Epistemic injustice in health systems
It is not only the field of bioethics that has not paid adequate attention to disrespect in health care. Health systems have also not seriously confronted disrespect as a form of harm to patients, because those who experience disrespect are not in a position of power to ensure that it is routinely measured, reported, and eliminated. Part of the problem, as Entwistle et al. point out, is that the micro-communicative form of many expressions of disrespect can make them seem relatively insignificant. 1 Additionally, there are barriers to interpreting microaggressions or other instances of disrespect with full confidence regarding intentionality. But if we truly care about whether people get treated with disrespect, we can overcome these difficulties.

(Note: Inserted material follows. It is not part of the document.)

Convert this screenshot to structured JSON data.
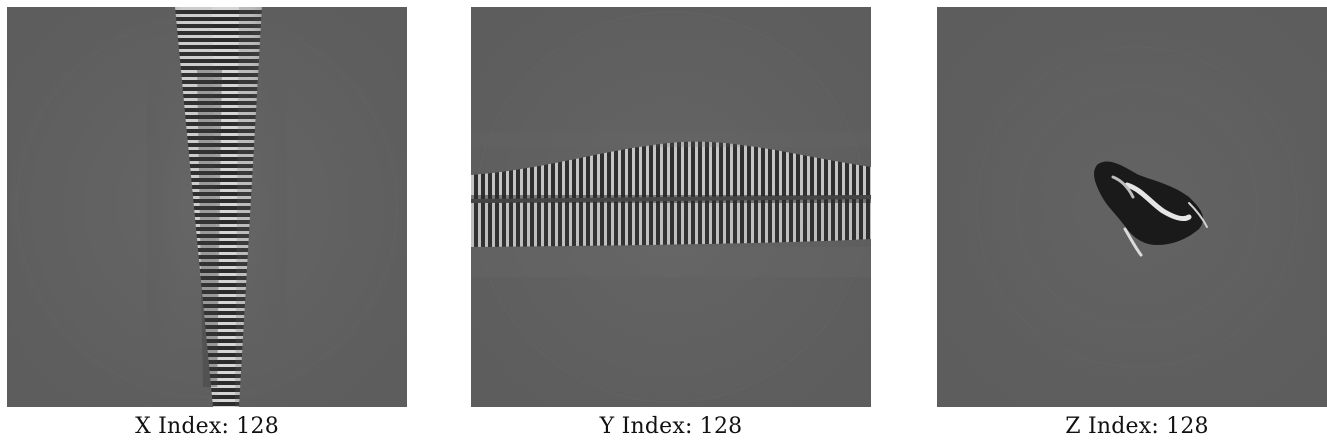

Luckily, some have started to pave the way. 1 Leape et al. outlined the nature and causes of disrespect in health care 10 and provided guidance on how to create a culture of respect. 11 Sokol-Hessner writes about disrespect as the neglected emotional harm 12 and developed a framework that can be applied to instances of disrespect leading to ongoing quality improvement. 13 Some of the solutions contained in these recommendations involve addressing clear episodes of misconduct, which are egregious enough not to need much interpretation. Those types of incidents should be routinely surveilled and acted upon.
For the more subtle micro-communicative displays of disrespect, there are also solutions. We can look in patient experience surveys for patterns that might help us recognise which units or clinicians need attention. Drawing on Leape’s insights about the importance of respectful culture, 11 we can ask clinicians to report on the culture of respect in their workplace. 14 While it may be difficult to prove that any specific instance of disrespect or microaggression is indeed intended, we do not need to judge each instance if we can routinely measure and find patterns.
In describing epistemic injustice, Miranda Fricker writes, ‘The dominated live in a world structured by others for their own purposes’.(2) That disrespect is not taken seriously represents a structural injustice, one which consistently and silently undermines our efforts to mitigate inequities in health care. Health systems and institutions should routinely measure and address disrespect, and the field of bioethics must evolve to include the perspectives of the marginalised, to consider a broader view of what it means to respect a person, and in so doing, to confront one of the most pressing moral problems of our time.